As it stands now, military chaplains wear two insignia: one denotes their rank, the other their faith: A cross for Christians, Torah scrolls for Jews, a crescent moon for Muslims, a Dharma wheel for Buddhists. Nobody yet knows what the Hindu chaplain will wear once she is commissioned.
Now there is a move afoot, spearheaded by retired Chaplain Arnold Resnicoff to introduce an insignia that would denote “chaplain,” with alongside the denominational symbol.
Chaplain Resnicoff makes a compelling argument. There are already four broad faith groups represented in the chaplaincy with more to come, and he worries that troops won’t instantly recognize a Dharma wheel or Hindu symbol. In a recent blog for On Faith, he wrote:
During hard times the insignia has been a silent reminder that a chaplain is present. A “ministry of presence” begins with an awareness of presence, and we must recapture the power of the chaplain’s symbol to broadcast the message that he or she is present, part of the team.

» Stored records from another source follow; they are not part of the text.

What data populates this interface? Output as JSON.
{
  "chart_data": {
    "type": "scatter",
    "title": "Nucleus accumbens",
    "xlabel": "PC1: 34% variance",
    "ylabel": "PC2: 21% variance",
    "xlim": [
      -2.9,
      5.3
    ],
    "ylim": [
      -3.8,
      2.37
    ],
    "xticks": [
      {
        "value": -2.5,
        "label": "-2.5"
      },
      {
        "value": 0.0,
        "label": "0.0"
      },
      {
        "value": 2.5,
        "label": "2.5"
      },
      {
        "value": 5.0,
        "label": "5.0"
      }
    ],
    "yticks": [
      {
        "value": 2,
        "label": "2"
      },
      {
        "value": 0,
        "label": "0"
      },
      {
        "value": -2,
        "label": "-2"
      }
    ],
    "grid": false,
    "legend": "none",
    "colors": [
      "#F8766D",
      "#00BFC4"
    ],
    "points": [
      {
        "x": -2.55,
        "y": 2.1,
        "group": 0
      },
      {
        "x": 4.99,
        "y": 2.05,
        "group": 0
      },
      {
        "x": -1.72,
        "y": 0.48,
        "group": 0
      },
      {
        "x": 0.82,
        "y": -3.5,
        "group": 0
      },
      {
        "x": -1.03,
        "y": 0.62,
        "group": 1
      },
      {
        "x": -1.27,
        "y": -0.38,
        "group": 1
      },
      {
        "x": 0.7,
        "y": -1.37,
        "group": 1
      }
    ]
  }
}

Additionally, today’s insignias symbolize the diversity of our religious faiths-but not the unity of our chaplains. No individual chaplain insignia links it to any other.
Now the Washington Post reports that the top brass likes the idea of a universal chaplain symbol, though perhaps not exactly the ones Chapl. Resnicoff proposes. Informal conversations we’ve had with chaplains indicate that some at least will not happily embrace the change. One thing’s for sure, this won’t be the first time chaplains’ insignia will have raised a ruckus.